Spit, for his part, didn’t spare the Arbuckle children: Ben his own age, and Joannie who was older. He terrorised Ben simply by waiting from time to time until Ben happened to be fifty yards in front of him in the street. Then Spit would shout, ‘Look out, Ben, I’m after you.’ And setting out on his fast bare feet after the fleeing Ben he would roar his threats, never trying to catch him and never intending to harm him, but out simply to remove him from consideration.

But one day, instead of fleeing at full speed, Ben ran a little way in his heavy, black boots and then suddenly stopped and turned around to face Spit, who was amazed. Spit got ready for a fight, but instead of offering resistance, Ben was in tears.

‘Why don’t you leave me alone, Spit,’ he said. ‘It’s not me, it’s my mother. So leave me alone …’

This so startled Spit who, recognising a
cri de coeur
despite himself, didn’t know what to do except to shout in reply, ‘Well I’m after her, Ben, so you’d better tell her to look out.’

‘I know, Spit, but I can’t help it.’

Ben’s tear-stained face was already too much for Spit, and the best he could manage in retreat was, ‘What does she think she’s doing?’

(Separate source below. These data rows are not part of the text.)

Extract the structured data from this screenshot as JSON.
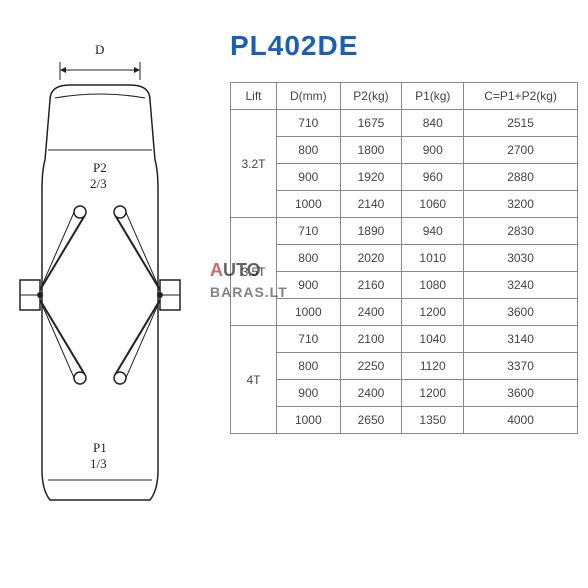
{
  "model_title": "PL402DE",
  "table": {
    "columns": [
      "Lift",
      "D(mm)",
      "P2(kg)",
      "P1(kg)",
      "C=P1+P2(kg)"
    ],
    "groups": [
      {
        "lift": "3.2T",
        "rows": [
          [
            "710",
            "1675",
            "840",
            "2515"
          ],
          [
            "800",
            "1800",
            "900",
            "2700"
          ],
          [
            "900",
            "1920",
            "960",
            "2880"
          ],
          [
            "1000",
            "2140",
            "1060",
            "3200"
          ]
        ]
      },
      {
        "lift": "3.5T",
        "rows": [
          [
            "710",
            "1890",
            "940",
            "2830"
          ],
          [
            "800",
            "2020",
            "1010",
            "3030"
          ],
          [
            "900",
            "2160",
            "1080",
            "3240"
          ],
          [
            "1000",
            "2400",
            "1200",
            "3600"
          ]
        ]
      },
      {
        "lift": "4T",
        "rows": [
          [
            "710",
            "2100",
            "1040",
            "3140"
          ],
          [
            "800",
            "2250",
            "1120",
            "3370"
          ],
          [
            "900",
            "2400",
            "1200",
            "3600"
          ],
          [
            "1000",
            "2650",
            "1350",
            "4000"
          ]
        ]
      }
    ]
  },
  "diagram": {
    "dimension_label": "D",
    "p2_label": "P2",
    "p2_fraction": "2/3",
    "p1_label": "P1",
    "p1_fraction": "1/3",
    "stroke": "#222222",
    "fill": "#ffffff"
  },
  "watermark": {
    "line1_a": "A",
    "line1_b": "UTO",
    "line2": "BARAS.LT"
  }
}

Thereafter he left Ben Arbuckle alone. Joannie, though, was another problem. Spit could not threaten her with violence, and Joannie would stand up to him and accuse him of being dirty, smelly and mad like his grandfather. Spit’s reply was usually a shouted insult about her mother being a crank, which didn’t frighten Joannie so that Spit had to resort to one or two ‘bloodies’ or something worse. Joannie could stand almost anything except bad language, and as a rule she covered her ears and ran away. Joannie was even prettier than her mother, but she didn’t have her mother’s resolute innocence. She always wore a pinny, her hair was tied in two curious little horns above her ears, and like her mother she wore buckle shoes and thick stockings. But like her mother she couldn’t dim her own prettiness, and like her mother she firmly believed that the Lord Jesus needed everyone to turn a shamed and obedient face to the world and acknowledge their sins in order to be saved.

‘You were born wicked, Spit MacPhee,’ she would cry out as she fled.

But apart from the Arbuckles and a few other people who tried to interfere, Spit made a point of never threatening anyone without cause. If the men, women, boys and girls of St Helen left him alone, he would leave them alone, and in those sort of live-and-let-live conditions he was given a fair amount of good-natured respect, even from adults. What helped him was his dour self-confidence, because he was always rather serious for a boy. When he stood at the back door to face Mrs Evans (or Mrs Jackson or Mrs Ellison) to say to her, ‘Do you want to buy a fish, Mrs Evans?’ he was making an offer that had to be accepted or rejected without any nonsense. If Mrs Evans asked him how much he wanted for the Murray cod he would give his price. But if she made a mistake and asked him, ‘Is it fresh, Spit?’ he would shout, ‘What do you think it is, Mrs Evans? I just caught it.’ If he chose to take offence he would take his fish and walk away.

In this particular case Mrs Evans mentioned it to her husband and said, ‘He really is a bit mad, Bert. Just like the old man.’